Eulália era escrava e tinha ambições. Mas ela não podia ser ambiciosa justamente por ser uma escrava. Escravos não tinham o direito de pensar ou de escolher o rumo de suas próprias vidas, não podiam olhar o horizonte ao entardecer porque estava estarrecidos de trabalho. Os seus senhores não conseguiam sequer abotoar a camisa sem que um deles fizesse isso em seus lugares. Foram subjugados e reduzidos a nada.
E se um escravo não podia pensar, que dirá sentir! Objetos não sentem, eles... Também não. Na hierarquia de romances, chave e fechadura se casavam melhor. Não havia amor, mas sim conveniência. Que mais podiam querer? Aqueles que arriscavam sentir, sofriam as consequências. Padeciam, choravam, enlouqueciam. Quem se mantém são, vendo aquele que ama ser açoitado?

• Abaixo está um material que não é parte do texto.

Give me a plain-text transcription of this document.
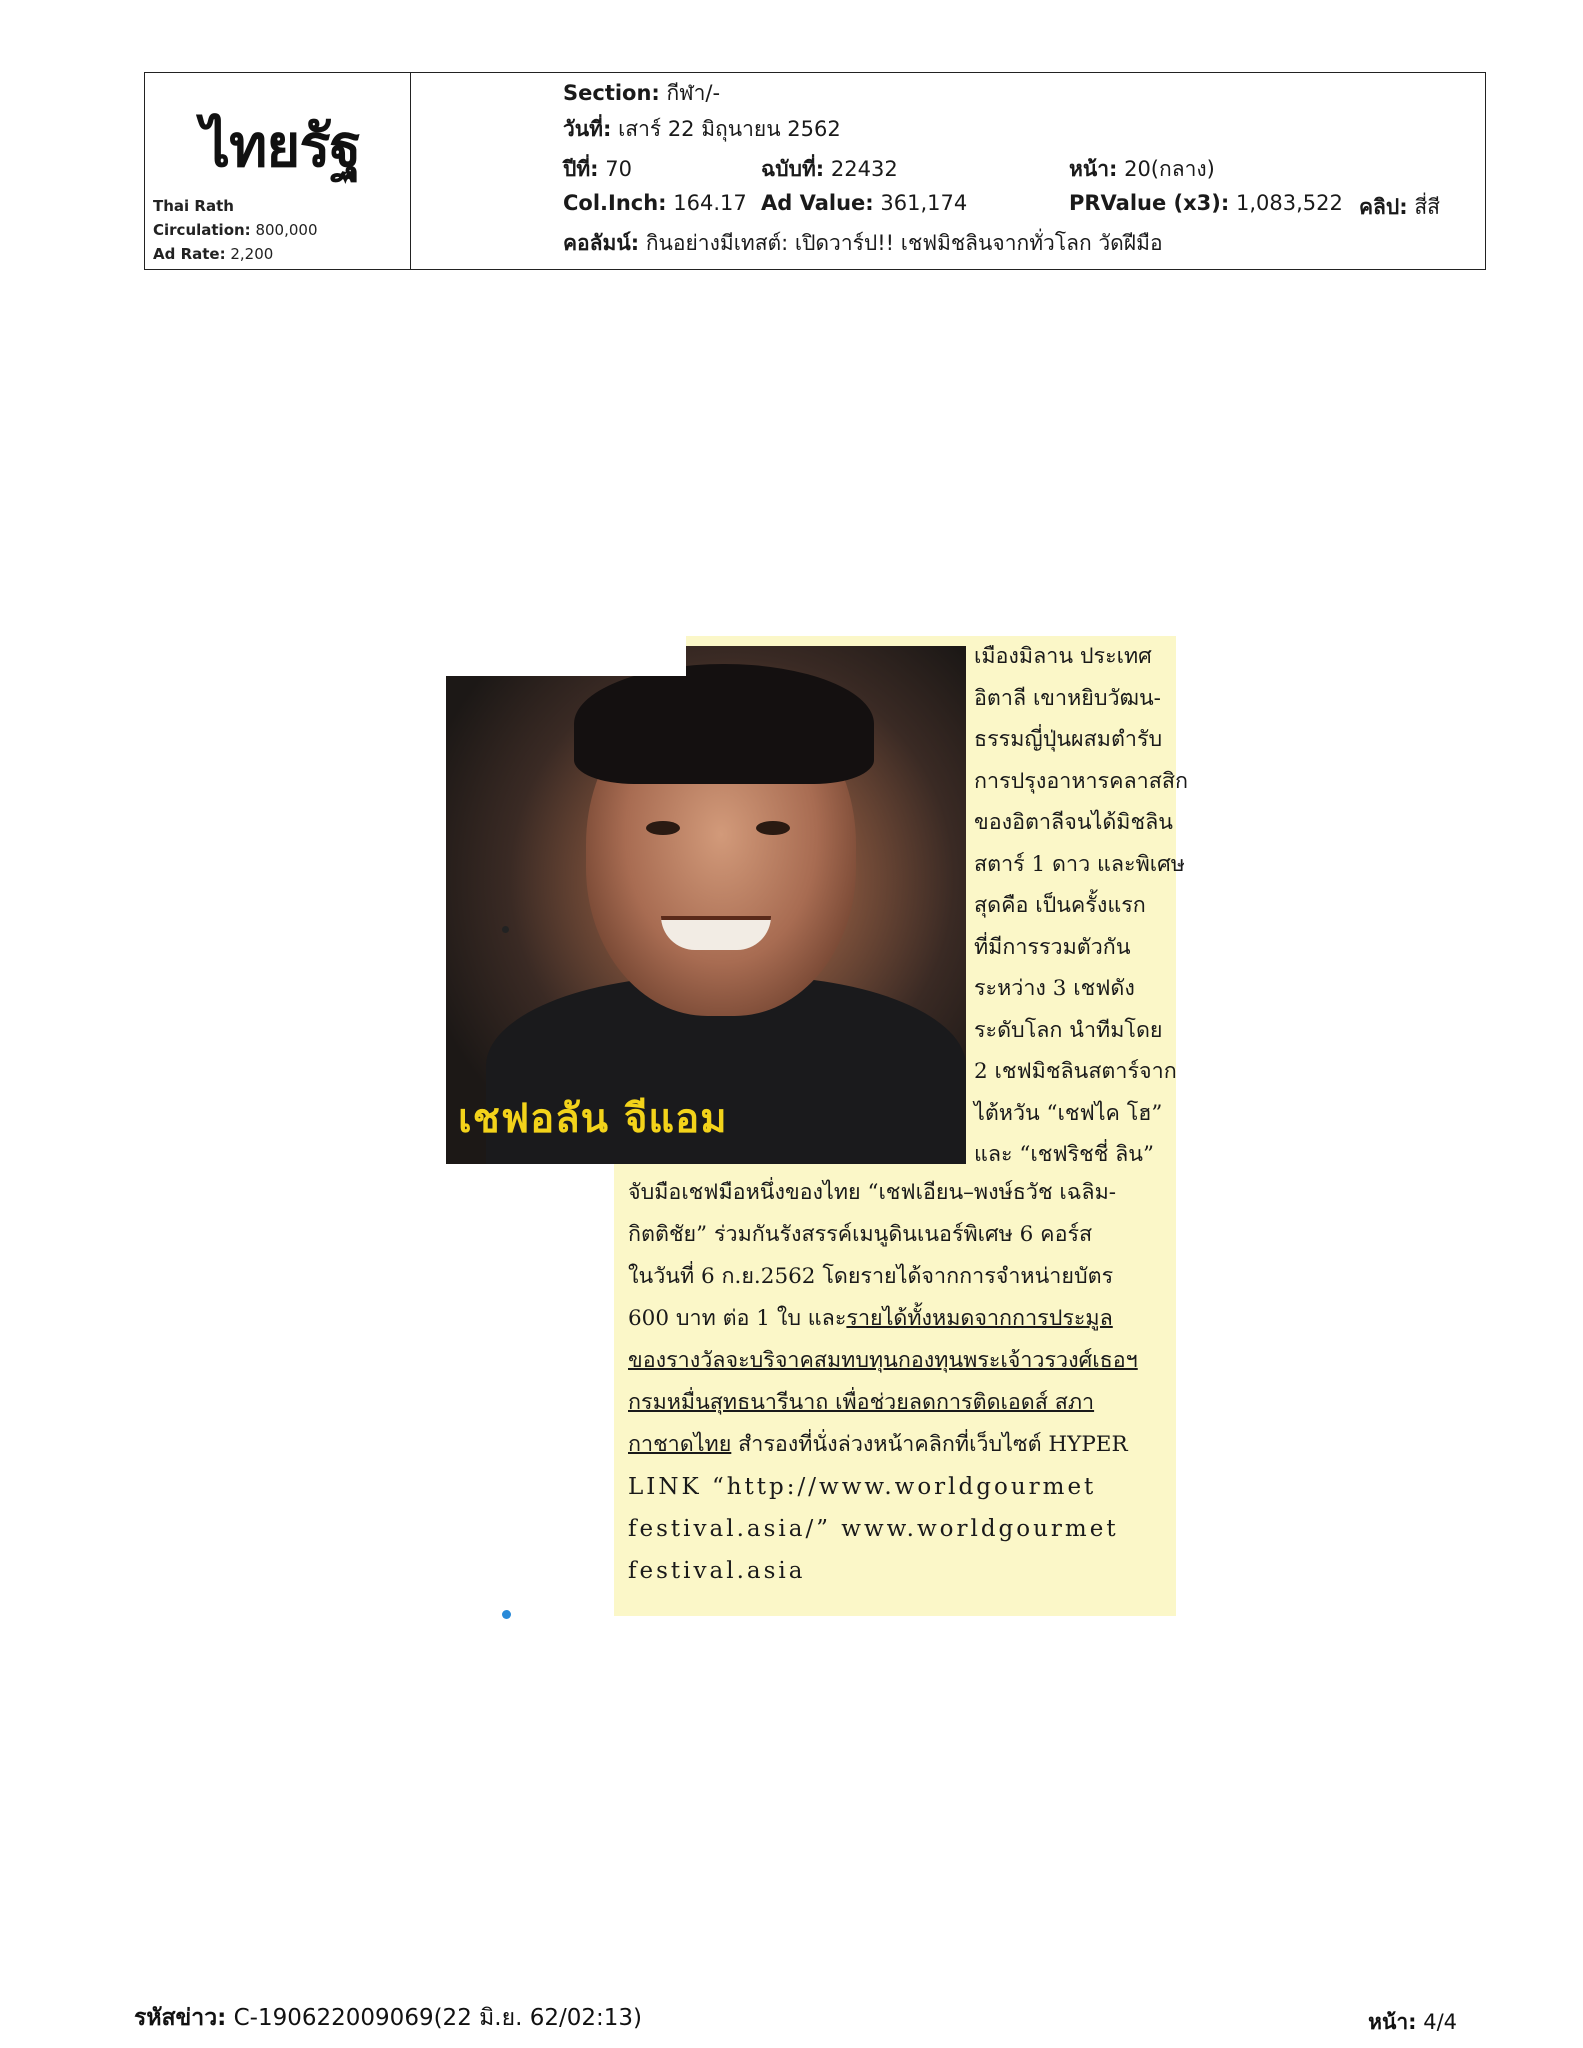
ไทยรัฐ
Thai Rath
Circulation: 800,000
Ad Rate: 2,200
Section: กีฬา/-
วันที่: เสาร์ 22 มิถุนายน 2562
ปีที่: 70	ฉบับที่: 22432	หน้า: 20(กลาง)
Col.Inch: 164.17 Ad Value: 361,174	PRValue (x3): 1,083,522 คลิป: สี่สี
คอลัมน์: กินอย่างมีเทสต์: เปิดวาร์ป!! เชฟมิชลินจากทั่วโลก วัดฝีมือ
เชฟอลัน จีแอม
เมืองมิลาน ประเทศ
อิตาลี เขาหยิบวัฒน-
ธรรมญี่ปุ่นผสมตำรับ
การปรุงอาหารคลาสสิก
ของอิตาลีจนได้มิชลิน
สตาร์ 1 ดาว และพิเศษ
สุดคือ เป็นครั้งแรก
ที่มีการรวมตัวกัน
ระหว่าง 3 เชฟดัง
ระดับโลก นำทีมโดย
2 เชฟมิชลินสตาร์จาก
ไต้หวัน “เชฟไค โฮ”
และ “เชฟริชชี่ ลิน”
จับมือเชฟมือหนึ่งของไทย “เชฟเอียน–พงษ์ธวัช เฉลิม-
กิตติชัย” ร่วมกันรังสรรค์เมนูดินเนอร์พิเศษ 6 คอร์ส
ในวันที่ 6 ก.ย.2562 โดยรายได้จากการจำหน่ายบัตร
600 บาท ต่อ 1 ใบ และรายได้ทั้งหมดจากการประมูล
ของรางวัลจะบริจาคสมทบทุนกองทุนพระเจ้าวรวงศ์เธอฯ
กรมหมื่นสุทธนารีนาถ เพื่อช่วยลดการติดเอดส์ สภา
กาชาดไทย สำรองที่นั่งล่วงหน้าคลิกที่เว็บไซต์ HYPER
LINK “http://www.worldgourmet
festival.asia/” www.worldgourmet
festival.asia
รหัสข่าว: C-190622009069(22 มิ.ย. 62/02:13)	หน้า: 4/4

Mesmo diante de tudo isso, o coração jovem e inexperiente de Eulália batia ferozmente no peito. Tudo que não lhe permitiam ser, ela era. Curiosa, ambiciosa, sonhadora, inteligente e, acima de tudo, insistente. O jovem sobrinho do Capitão foi capaz de despertar todas essas coisas nela. Quão preocupante é isso, bem sabendo que o lado das consequências pesa mais.
Na primeira noite em que o recém-chegado visitante estava no casarão da fazenda, Eulália foi direcionada a ficar na sala de jantar de prontidão. Ela olhava silenciosamente seus senhores comerem as delícias de Luanda e mantinha seu verdadeiro eu quieto, para não chamar atenção. Olhou de soslaio para aquela mesa posta e imaginou como seria estar sentada lá, junto com a família do Capitão. Ela ouvia as histórias instigantes do jovem sobrinho, falando em um sotaque muito carregado, e se pegava sonhando de olhos abertos. Europa. Ele vinha de lá. Por que bulhufas trocou aquele oásis pelo tão sádico Novo Mundo?
– Eulália traga mais batatas. – A Sinhá pediu, séria.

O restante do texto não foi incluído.